I am trying to solve $n! = 10^6$ for $n$. I thought to do this using the gamma function:
$$(n - 1)! = \Gamma(n) = \int_0^\infty x^{n - 1}e^{-x} \ dx$$
So I have that
$$\Gamma(n + 1) = \int_0^\infty x^n e^{-x} \ dx = 10^6$$
I thought to solve this using integration by parts:
$$\begin{align} \Gamma(n + 1) &= \int_0^\infty x^n e^{-x} \ dx \\ &= [-x^n e^{-x}]^{\infty}_0 + \int_0^{\infty} nx^{n - 1}e^{-x} \ dx \end{align}$$
But, as you can see, unless I have made a mistake, we get the term $\int_0^{\infty} nx^{n - 1}e^{-x} \ dx$, which, as far as I can tell, means that we get stuck in an infinite loop of integration by parts.
So how do I solve this?
Thank you.
If you look at this question, you will find a very good approximation of the inverse of the factorial function.

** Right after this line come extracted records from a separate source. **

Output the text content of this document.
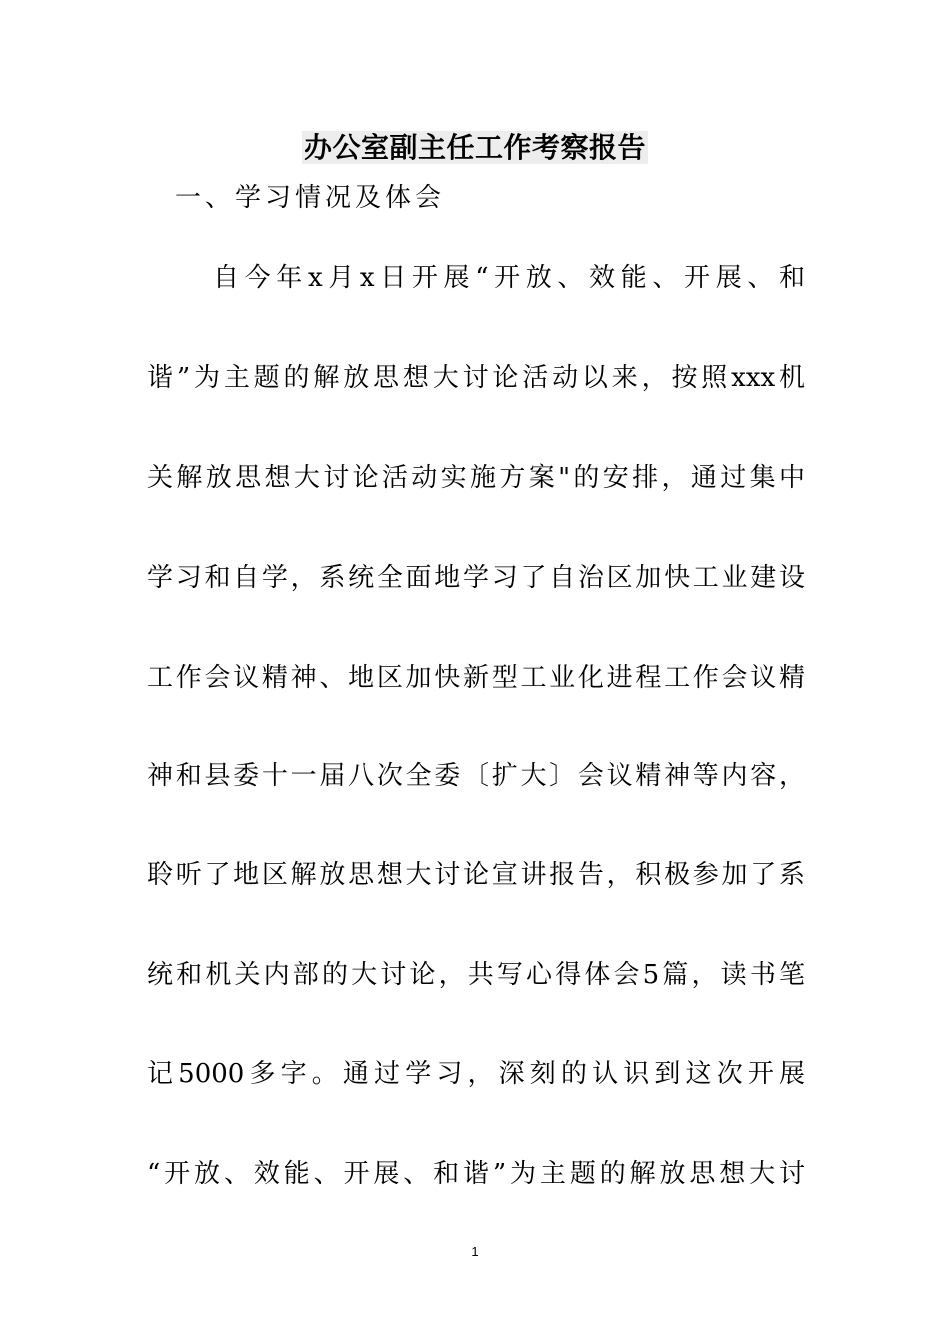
办公室副主任工作考察报告
一、学习情况及体会
自今年x月x日开展“开放、效能、开展、和
谐”为主题的解放思想大讨论活动以来，按照xxx机
关解放思想大讨论活动实施方案"的安排，通过集中
学习和自学，系统全面地学习了自治区加快工业建设
工作会议精神、地区加快新型工业化进程工作会议精
神和县委十一届八次全委〔扩大〕会议精神等内容，
聆听了地区解放思想大讨论宣讲报告，积极参加了系
统和机关内部的大讨论，共写心得体会5篇，读书笔
记5000多字。通过学习，深刻的认识到这次开展
“开放、效能、开展、和谐”为主题的解放思想大讨
1
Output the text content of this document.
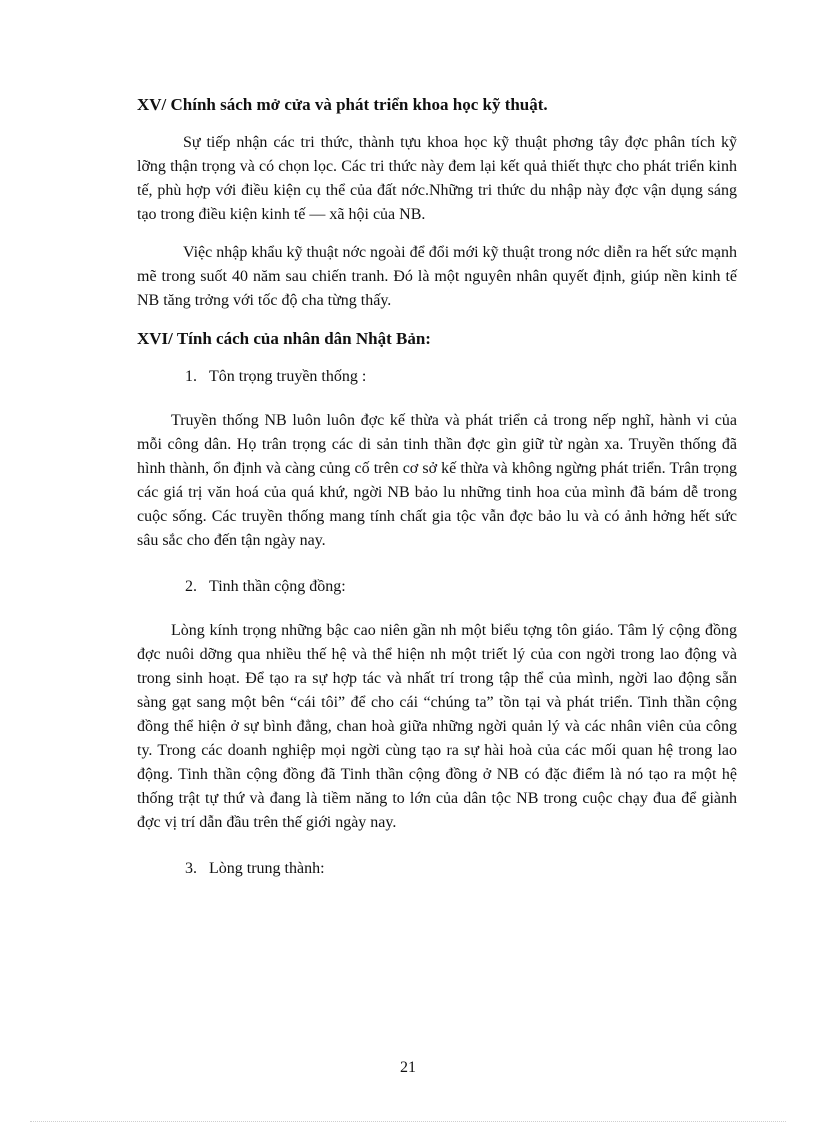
XV/ Chính sách mở cửa và phát triển khoa học kỹ thuật.

Sự tiếp nhận các tri thức, thành tựu khoa học kỹ thuật phơng tây đợc phân tích kỹ lỡng thận trọng và có chọn lọc. Các tri thức này đem lại kết quả thiết thực cho phát triển kinh tế, phù hợp với điều kiện cụ thể của đất nớc.Những tri thức du nhập này đợc vận dụng sáng tạo trong điều kiện kinh tế — xã hội của NB.

Việc nhập khẩu kỹ thuật nớc ngoài để đổi mới kỹ thuật trong nớc diễn ra hết sức mạnh mẽ trong suốt 40 năm sau chiến tranh. Đó là một nguyên nhân quyết định, giúp nền kinh tế NB tăng trởng với tốc độ cha từng thấy.

XVI/ Tính cách của nhân dân Nhật Bản:
1. Tôn trọng truyền thống :

Truyền thống NB luôn luôn đợc kế thừa và phát triển cả trong nếp nghĩ, hành vi của mỗi công dân. Họ trân trọng các di sản tinh thần đợc gìn giữ từ ngàn xa. Truyền thống đã hình thành, ổn định và càng củng cố trên cơ sở kế thừa và không ngừng phát triển. Trân trọng các giá trị văn hoá của quá khứ, ngời NB bảo lu những tinh hoa của mình đã bám dễ trong cuộc sống. Các truyền thống mang tính chất gia tộc vẫn đợc bảo lu và có ảnh hởng hết sức sâu sắc cho đến tận ngày nay.

2. Tinh thần cộng đồng:

Lòng kính trọng những bậc cao niên gần nh một biểu tợng tôn giáo. Tâm lý cộng đồng đợc nuôi dỡng qua nhiều thế hệ và thể hiện nh một triết lý của con ngời trong lao động và trong sinh hoạt. Để tạo ra sự hợp tác và nhất trí trong tập thể của mình, ngời lao động sẵn sàng gạt sang một bên “cái tôi” để cho cái “chúng ta” tồn tại và phát triển. Tinh thần cộng đồng thể hiện ở sự bình đẳng, chan hoà giữa những ngời quản lý và các nhân viên của công ty. Trong các doanh nghiệp mọi ngời cùng tạo ra sự hài hoà của các mối quan hệ trong lao động. Tinh thần cộng đồng đã Tinh thần cộng đồng ở NB có đặc điểm là nó tạo ra một hệ thống trật tự thứ và đang là tiềm năng to lớn của dân tộc NB trong cuộc chạy đua để giành đợc vị trí dẫn đầu trên thế giới ngày nay.

3. Lòng trung thành:
21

Applied to your case $$n! =y$$it write
$$n \sim \frac{{\log \left( {\frac{y}{{\sqrt {2\pi } }}} \right)}}{{W\left( {\frac{1}{e}\log \left( {\frac{y}{{\sqrt {2\pi } }}} \right)} \right)}} -\frac{1}{2}$$ and, for $y=10^6$, it will give $n=9.44379$ while the exact solution is $9.44561$.